SAMUEL FULLER
Bil’s rating (out of 5): BBBB.
USA, 1949. Lippert Pictures. Screenplay by Samuel Fuller, based on the article by Homer Croy. Cinematography by Ernest Miller. Produced by Carl K. Hittleman. Music by Albert Glasser. Production Design by Frank Hotaling. Costume Design by Alfred Berke. Film Editing by Paul Landres.

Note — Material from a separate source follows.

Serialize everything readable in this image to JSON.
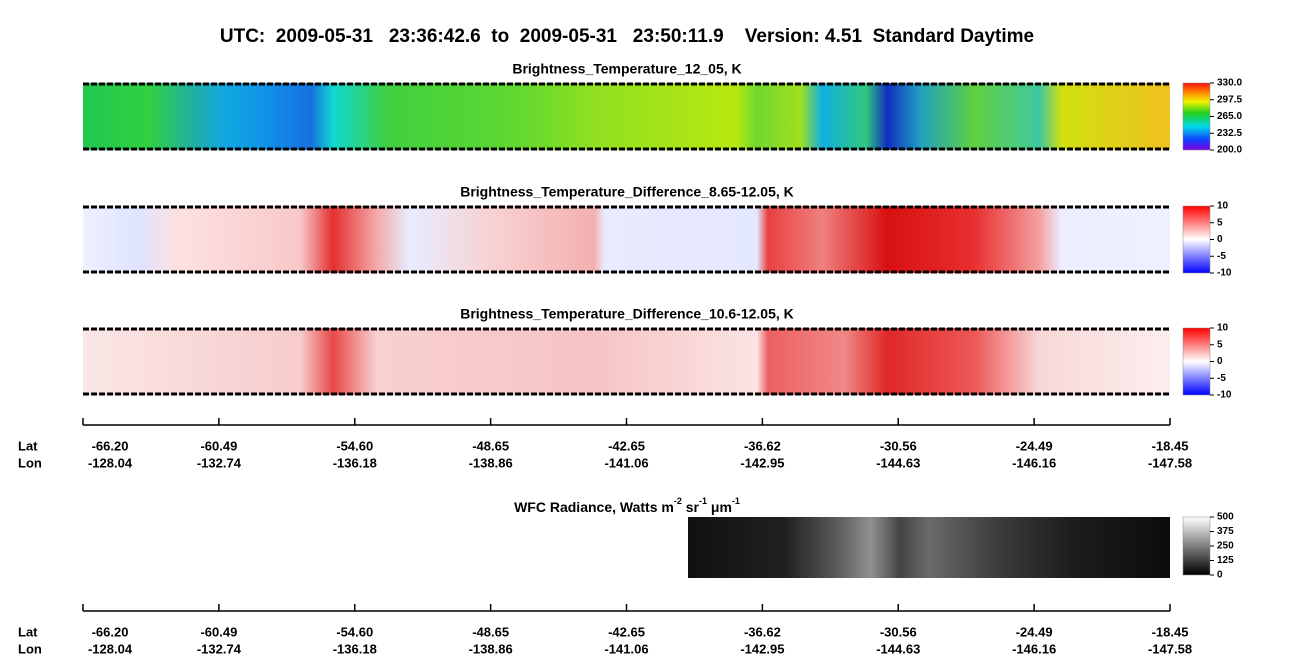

Samuel Fuller’s directorial debut is a critical look at western mythmaking in advance of John Ford’s doing the same in The Searchers a few years later. Fuller’s experience as a newspaper man and his service during World War II colours the determination with which he tells us that the folk hero beloved by fans of the genre was actually a cold-blooded killer, making a sympathetic (and highly fictionalized) biography of the man who shot him. John Ireland is excellent as Bob Ford, James’ right-hand man, who wants to marry his actress girlfriend but she refuses unless he changes his line of work and gets away from the notorious, perpetually Most Wanted Jesse James. She won’t be aged before her time like James’ wife is by her perpetual worry, so Ford comes up with the perfect solution: the authorities are offering rewards aplenty for bringing the man in dead or alive, so using the gun that James gave him as a gift, Ford shoots him dead. Rather than the outcome he expects, however, he is vilified for killing a famous gunslinger, is labeled a coward for shooting him in the back while he was unarmed and, even worse, his lady love has eyes that wander elsewhere, plunging Ford in increasing guilt and depression. Ireland expertly performs the desperation to achieve the American dream through ever stranger means, performing in theatrical reenactments of the crime and heading for the Colorado gold rush among them. A jaded, dark western, this is a great watch especially for anyone who enjoyed the more dramatically detailed Andrew Dominik film on James made in 2007.